ORA has some modules designed to execute two additional analyses: one focused on polycistronic transcripts and another one on 5’ and 3’ ends. During the first analysis, ORA performs a further check to verify the reliability of polycistronic transcripts as their presence in S. cerevisiae was previously predicted . The analysis is based on the method described by Campanaro and colleagues  and verifies whether two adjacent genes are part of a real polycistronic transcript or if the prediction is a false positive determined by the closeness of their transcripts on the genome (Figure 1). Reliability of this approach was previously determined  comparing results with a bioinformatics prediction method .

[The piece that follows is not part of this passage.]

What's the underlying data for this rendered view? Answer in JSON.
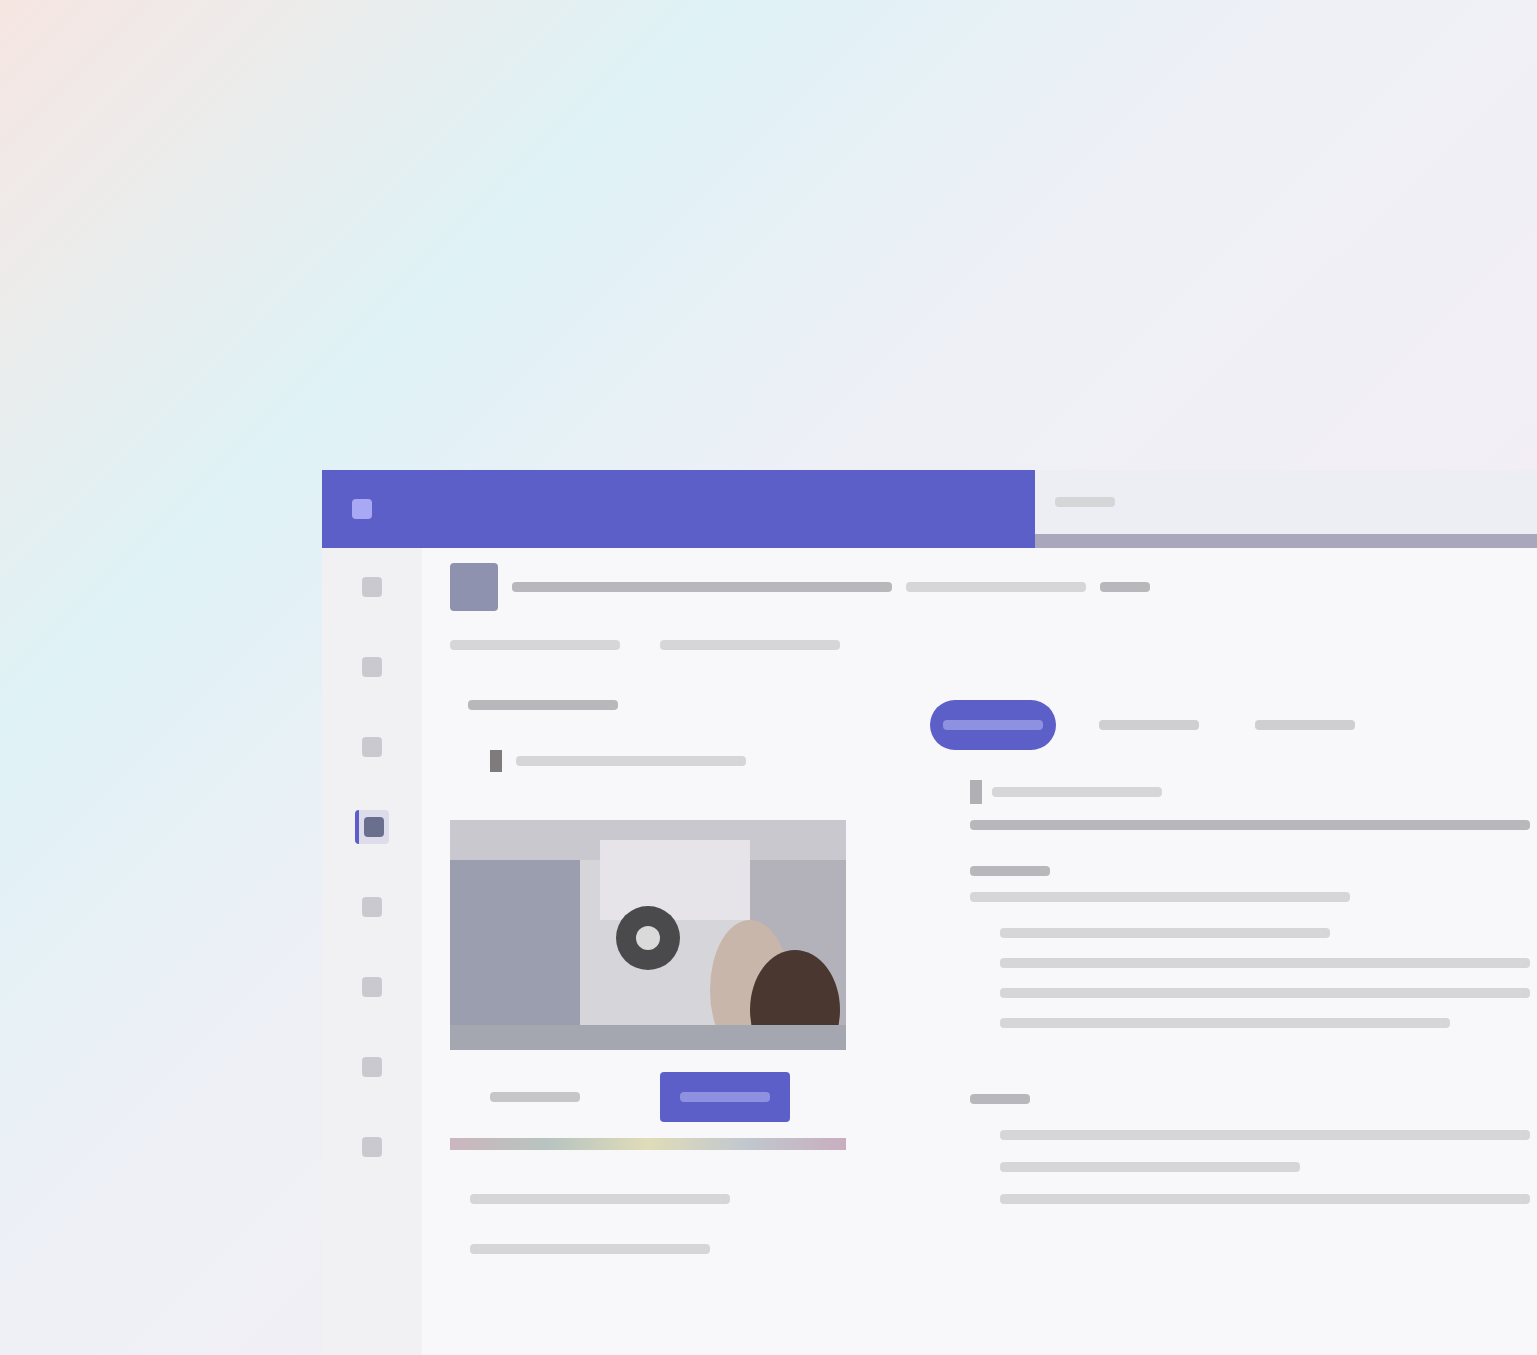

ORA identified a small number of bicistronic transcripts (19 in S288c), some of these YIL165C-YIL164C, YKL022C-YKL021C, YOR059C-YOR060C, YOR376W A-YOR377W, YFR033C-YFR034C, YDR481C-YDR482C were previously identified [8, 10]. Sixteen of these transcripts were identified only at 6 or 45 g/l and were not considered real fusion genes but distinct transcripts not separated by untranscribed intergenic regions. This result highlights the importance of comparing transcriptome reconstruction in different growth conditions. A validation of the remaining 3 bicistronic transcripts (YFR033C-YFR034C, YFL057C-YFL056C and YIL165C-YIL164C) was performed considering paired-end reads  and polyadenylation sites  (Additional file 9: Figure S5). Results suggest that only YIL165C-YIL164C is transcribed as a bicistronic transcript and this is expected because these two genes in closely related species and in some S. cerevisiae strain backgrounds likely constitute a single ORF encoding a nitrilase gene .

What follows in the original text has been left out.